All right, let's agree that the fifth anniversary of congressional passage of the proposed D.C. amendment to the Constitution was, as the distinguished columnist from Scrabble submits, "insignificant." To any of the District's "second-class" citizens--who have been waiting all their lives for a chance to be represented in the same constitutional manner in which their fellow Americans have become accustomed in every state--five years is no time, really. And as for that lack of comment on this occasion from Kilpatrick's "brother pundits" (and presumably their sisters as well), there's a perfectly good explanation: what syndicated seer worth his salt-substitute is around here in August to comment on anything?
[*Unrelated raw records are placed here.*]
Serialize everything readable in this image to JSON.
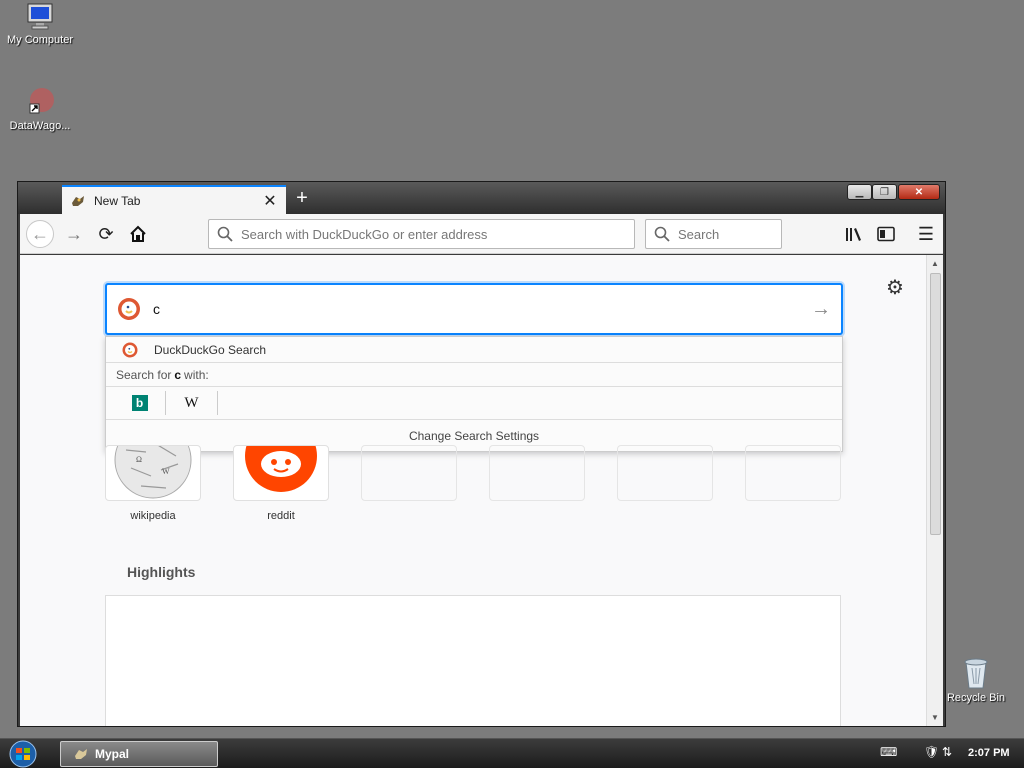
{
  "desktop": {
    "icons": [
      {
        "label": "My Computer",
        "icon": "computer-icon"
      },
      {
        "label": "DataWago...",
        "icon": "datawagon-icon"
      },
      {
        "label": "Recycle Bin",
        "icon": "recycle-bin-icon"
      }
    ]
  },
  "browser": {
    "tab": {
      "title": "New Tab",
      "close": "✕"
    },
    "toolbar": {
      "url_placeholder": "Search with DuckDuckGo or enter address",
      "search_placeholder": "Search"
    },
    "search": {
      "value": "c",
      "suggestion": "DuckDuckGo Search",
      "search_for_prefix": "Search for",
      "search_for_term": "c",
      "search_for_suffix": "with:",
      "engines": [
        {
          "name": "Bing",
          "glyph": "b"
        },
        {
          "name": "Wikipedia",
          "glyph": "W"
        }
      ],
      "change_settings": "Change Search Settings"
    },
    "top_sites": [
      {
        "label": "wikipedia"
      },
      {
        "label": "reddit"
      }
    ],
    "highlights_title": "Highlights"
  },
  "taskbar": {
    "task_label": "Mypal",
    "clock": "2:07 PM"
  },
  "colors": {
    "accent": "#0a84ff",
    "desktop": "#7c7c7c",
    "reddit": "#ff4500"
  }
}
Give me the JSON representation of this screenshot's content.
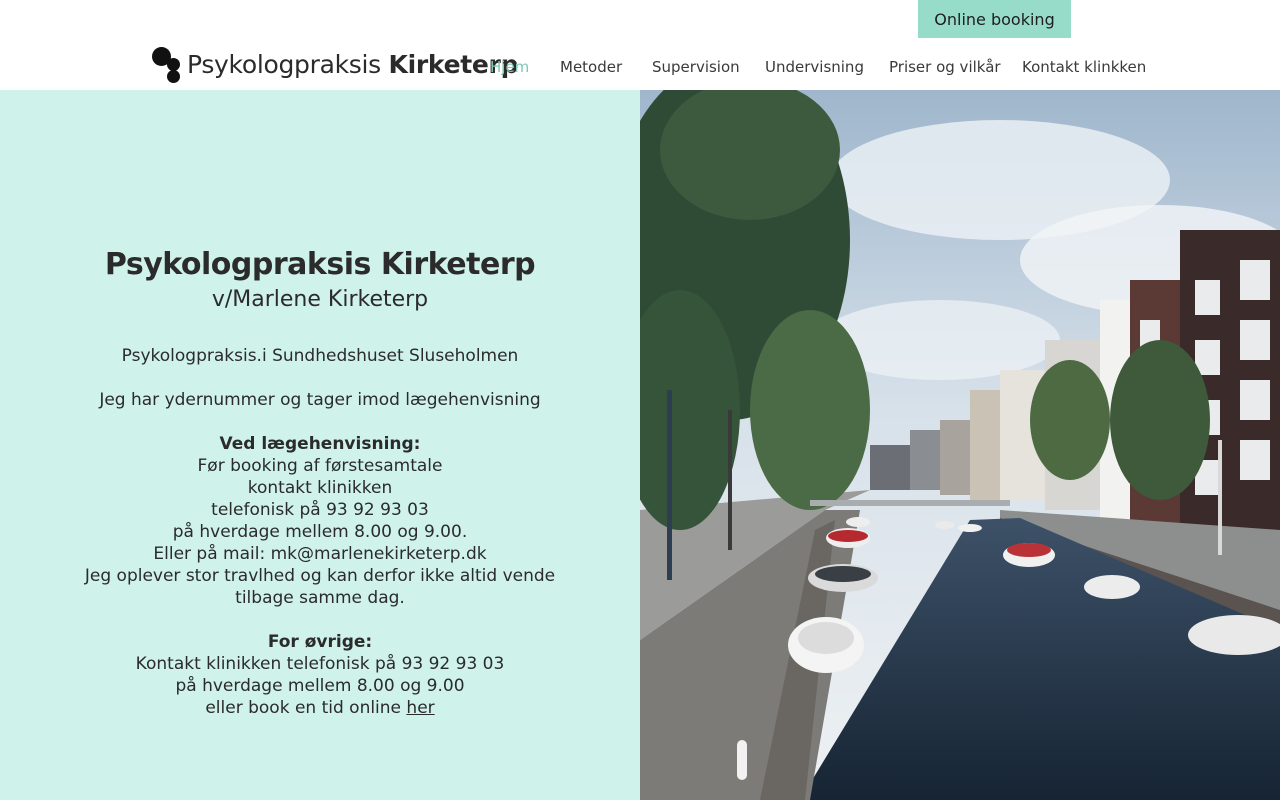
{
  "header": {
    "booking_label": "Online booking",
    "logo_light": "Psykologpraksis",
    "logo_bold": "Kirketerp"
  },
  "nav": {
    "items": [
      {
        "label": "Hjem",
        "active": true
      },
      {
        "label": "Metoder"
      },
      {
        "label": "Supervision"
      },
      {
        "label": "Undervisning"
      },
      {
        "label": "Priser og vilkår"
      },
      {
        "label": "Kontakt klinkken"
      }
    ]
  },
  "main": {
    "title_light": "Psykologpraksis",
    "title_bold": "Kirketerp",
    "subtitle": "v/Marlene Kirketerp",
    "location": "Psykologpraksis.i Sundhedshuset Sluseholmen",
    "ydernummer": "Jeg har ydernummer og tager imod lægehenvisning",
    "referral_heading": "Ved lægehenvisning:",
    "referral_lines": [
      "Før booking af førstesamtale",
      "kontakt klinikken",
      "telefonisk på 93 92 93 03",
      "på hverdage mellem 8.00 og 9.00.",
      "Eller på mail: mk@marlenekirketerp.dk",
      "Jeg oplever stor travlhed og kan derfor ikke altid vende",
      "tilbage samme dag."
    ],
    "others_heading": "For øvrige:",
    "others_lines": [
      "Kontakt klinikken telefonisk på 93 92 93 03",
      "på hverdage mellem 8.00 og 9.00"
    ],
    "book_online_text": "eller book en tid online ",
    "book_online_link": "her"
  },
  "colors": {
    "accent": "#97dcc8",
    "panel_bg": "#cff2ea",
    "nav_active": "#7fc9b4",
    "text": "#2b2b2b"
  }
}
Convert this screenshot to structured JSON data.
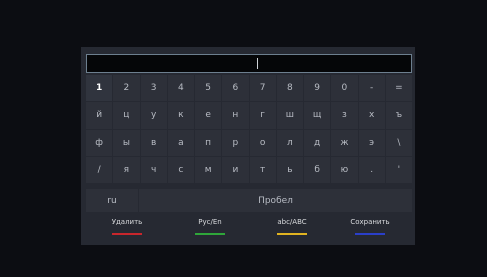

At least Congress was here on that date five years ago, and both the House and Senate-- after more than a little deliberation--concluded resoundingly that the proposal was worthy. True, the Senate approval was by a margin of one vote; but that was for a required total of two-thirds of the Senate. Similarly, more than two-thirds of the House approved the proposal. No matter how you count 'em, that's a lot of lawmakers agreeing that the District should add to their numbers on the Hill.
If we're talking significance, we might read some into Kilpatrick's agreement that, by golly, the situation is unfair and unjust and not right. But since Maryland wouldn't take D.C. back on a bet, what's the answer? Give the District to the highest bidder, or maybe deport all its people to the states in proportion to their percentages of the national population?
No, we'll stick with, and up for, that "dying duck"--even if the approval of 25 states in the next two years is a reach and a half. There's still time for enough state legislators to recognize the denial of voting rights in the capital of their country--and to realize that considerations of race, political party or population density should have no bearing on their decision to end taxation without representation for those citizens who live here.
Granted, the going has been rather snail- paced. But if that fifth anniversary meant anything, it was a signal for supporters to gear up for the stretch, and to get the word out to the state capitals that the duck shouldn't die.